Le democrazie, afferma lo studioso americano, non potranno mai comportarsi come astute guerriere, simulando per esempio una politica pacifica per preparare occultamente una aggressione di sorpresa. Anche se gli Stati Uniti sfruttassero pienamente la loro prevalenza nel campo economico, tecnologico, militare e informativo per diventare definitivamente la più grande potenza della storia con un controllo pressoché totale sugli eventi mondiali, si entrerebbe in una situazione che comunque non potrebbe durare a lungo. All'epoca della guerra fredda gli Stati Uniti seguivano una strategia coerente che consisteva nel massimizzare la loro potenza per contrastare quella dell'Unione Sovietica. Tra le due potenze c'era un sostanziale equilibrio con un assorbimento automatico di azioni e reazioni. All'interno del blocco occidentale, e specularmente ma in modi diversi in quello orientale, c'era uno schema di reciproca dipendenza tra la superpotenza e gli altri stati. Gli Stati Uniti erano necessari ai propri alleati come elemento di protezione, ma a loro volta avevano bisogno di una collaborazione attiva. Oggi però che l'Unione Sovietica non esiste più e conseguentemente non c'è più nessun equilibrio tra potenze, una piena egemonia americana, sostiene Luttwak, sarebbe considerata oppressiva ed intollerabile per tutti gli altri stati e ne deriverebbero risposte difensive e reazioni ostili. In particolare si avrebbe una resistenza sotterranea da parte dei paesi deboli e una netta opposizione da parte dei meno deboli. Per proteggere la loro indipendenza, ipotizza Luttwak, Cina e Russia e anche molti ex alleati degli Stati Uniti sarebbero costretti ad una coalizione globale.

Si incomincerebbero a sfruttare sistemi a basso costo e a basso rischio per contrastare ed erodere la potenza e il prestigio americano in qualsiasi situazione possibile. Si potrebbero creare schermaglie diplomatiche con l'obiettivo di svuotare di significato le alleanze occidentali e gli accordi ereditati dalla guerra fredda. Ci sarebbe il declino di grandi organizzazioni internazionali come il World Trade Organization, l'ONU e la Banca Mondiale che continuerebbero ad esistere come istituzioni burocratiche, ma nella sostanza finirebbero di delineare politiche effettive.

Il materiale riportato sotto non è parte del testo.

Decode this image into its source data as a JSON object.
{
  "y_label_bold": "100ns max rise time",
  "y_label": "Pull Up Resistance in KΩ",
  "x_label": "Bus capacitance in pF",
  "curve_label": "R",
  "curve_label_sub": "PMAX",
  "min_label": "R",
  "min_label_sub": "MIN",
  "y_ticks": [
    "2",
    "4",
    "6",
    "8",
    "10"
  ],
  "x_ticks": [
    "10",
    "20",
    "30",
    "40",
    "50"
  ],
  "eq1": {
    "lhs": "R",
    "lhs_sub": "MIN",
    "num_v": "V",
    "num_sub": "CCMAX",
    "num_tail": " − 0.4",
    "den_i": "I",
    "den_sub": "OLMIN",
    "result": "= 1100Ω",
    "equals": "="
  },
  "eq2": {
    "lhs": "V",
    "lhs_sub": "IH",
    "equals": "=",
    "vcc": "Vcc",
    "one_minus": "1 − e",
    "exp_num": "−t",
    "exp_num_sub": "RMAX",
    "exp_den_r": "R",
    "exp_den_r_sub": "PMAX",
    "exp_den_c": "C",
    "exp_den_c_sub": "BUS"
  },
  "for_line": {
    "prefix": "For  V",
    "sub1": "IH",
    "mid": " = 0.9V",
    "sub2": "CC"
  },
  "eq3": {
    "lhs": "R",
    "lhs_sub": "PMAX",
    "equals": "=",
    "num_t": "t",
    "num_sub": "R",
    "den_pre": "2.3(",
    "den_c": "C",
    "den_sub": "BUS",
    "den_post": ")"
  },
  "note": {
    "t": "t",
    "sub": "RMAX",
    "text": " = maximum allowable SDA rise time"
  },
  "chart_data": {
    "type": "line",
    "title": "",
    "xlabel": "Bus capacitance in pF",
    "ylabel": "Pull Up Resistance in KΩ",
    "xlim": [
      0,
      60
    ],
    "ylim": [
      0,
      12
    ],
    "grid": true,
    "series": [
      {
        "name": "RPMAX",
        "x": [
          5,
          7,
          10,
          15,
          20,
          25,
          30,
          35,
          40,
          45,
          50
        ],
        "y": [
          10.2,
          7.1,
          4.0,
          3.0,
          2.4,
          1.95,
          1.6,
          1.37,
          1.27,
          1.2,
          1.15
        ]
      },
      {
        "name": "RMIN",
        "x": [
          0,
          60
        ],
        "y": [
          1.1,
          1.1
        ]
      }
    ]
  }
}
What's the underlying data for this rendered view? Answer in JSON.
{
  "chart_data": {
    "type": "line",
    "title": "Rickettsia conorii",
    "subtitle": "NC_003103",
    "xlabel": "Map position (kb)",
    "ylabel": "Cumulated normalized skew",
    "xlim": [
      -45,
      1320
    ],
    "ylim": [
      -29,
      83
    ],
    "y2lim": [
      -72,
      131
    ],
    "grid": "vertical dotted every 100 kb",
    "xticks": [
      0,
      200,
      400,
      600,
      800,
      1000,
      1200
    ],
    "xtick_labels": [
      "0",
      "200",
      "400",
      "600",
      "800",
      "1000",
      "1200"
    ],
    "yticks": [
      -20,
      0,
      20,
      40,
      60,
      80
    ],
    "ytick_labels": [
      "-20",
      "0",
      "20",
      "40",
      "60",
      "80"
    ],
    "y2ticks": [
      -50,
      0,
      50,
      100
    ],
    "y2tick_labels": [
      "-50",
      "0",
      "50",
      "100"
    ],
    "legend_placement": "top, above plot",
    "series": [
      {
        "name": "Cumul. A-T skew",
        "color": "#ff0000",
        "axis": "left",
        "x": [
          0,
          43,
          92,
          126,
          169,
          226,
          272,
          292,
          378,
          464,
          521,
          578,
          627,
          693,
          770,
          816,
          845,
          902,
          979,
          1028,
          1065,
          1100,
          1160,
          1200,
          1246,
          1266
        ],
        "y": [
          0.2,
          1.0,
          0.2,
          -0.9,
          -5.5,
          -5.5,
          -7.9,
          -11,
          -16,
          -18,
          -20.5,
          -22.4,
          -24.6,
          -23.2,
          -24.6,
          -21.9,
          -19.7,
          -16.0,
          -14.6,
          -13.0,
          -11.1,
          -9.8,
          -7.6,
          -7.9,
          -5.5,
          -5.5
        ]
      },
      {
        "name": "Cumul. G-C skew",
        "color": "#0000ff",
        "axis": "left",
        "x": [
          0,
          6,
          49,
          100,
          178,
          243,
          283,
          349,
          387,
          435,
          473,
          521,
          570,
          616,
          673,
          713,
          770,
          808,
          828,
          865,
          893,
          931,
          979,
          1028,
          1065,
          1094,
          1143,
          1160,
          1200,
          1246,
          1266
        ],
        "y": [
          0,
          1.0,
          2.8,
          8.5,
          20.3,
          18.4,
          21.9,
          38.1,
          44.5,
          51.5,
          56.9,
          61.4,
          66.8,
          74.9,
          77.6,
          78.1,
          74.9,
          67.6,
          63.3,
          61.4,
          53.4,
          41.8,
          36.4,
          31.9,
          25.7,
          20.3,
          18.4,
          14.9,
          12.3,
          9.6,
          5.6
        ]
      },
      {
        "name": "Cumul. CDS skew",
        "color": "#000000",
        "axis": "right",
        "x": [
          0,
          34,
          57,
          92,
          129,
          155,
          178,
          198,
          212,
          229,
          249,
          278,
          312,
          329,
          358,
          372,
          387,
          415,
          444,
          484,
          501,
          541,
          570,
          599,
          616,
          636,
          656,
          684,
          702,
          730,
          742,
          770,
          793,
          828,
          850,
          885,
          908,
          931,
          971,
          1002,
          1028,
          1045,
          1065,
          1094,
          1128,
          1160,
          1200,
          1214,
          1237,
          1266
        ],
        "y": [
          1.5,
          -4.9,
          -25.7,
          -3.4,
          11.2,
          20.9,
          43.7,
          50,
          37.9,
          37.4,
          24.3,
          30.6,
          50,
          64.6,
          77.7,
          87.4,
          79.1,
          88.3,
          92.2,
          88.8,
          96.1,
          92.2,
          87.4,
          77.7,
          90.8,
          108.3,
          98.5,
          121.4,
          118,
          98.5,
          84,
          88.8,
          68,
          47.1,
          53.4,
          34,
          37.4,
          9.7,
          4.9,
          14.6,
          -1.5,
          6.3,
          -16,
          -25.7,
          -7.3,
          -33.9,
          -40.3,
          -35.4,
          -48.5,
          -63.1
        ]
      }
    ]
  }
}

L'intera sovrastruttura delle istituzioni occidentali e mondiali che gli Stati Uniti hanno progettato a propria immagine e sostenuto con ingenti finanziamenti diverrebbe sempre meno utile per gli scopi americani. Tutto questo significa, secondo Luttwak, che dopo il crollo sovietico esiste un punto culminante di successo nella massimizzazione dell'influenza americana sulla scena mondiale. Il superamento di questo punto, che altri possono accettare con sufficiente serenità, deve comportare una riduzione invece di un aumento della potenza e dell'influenza.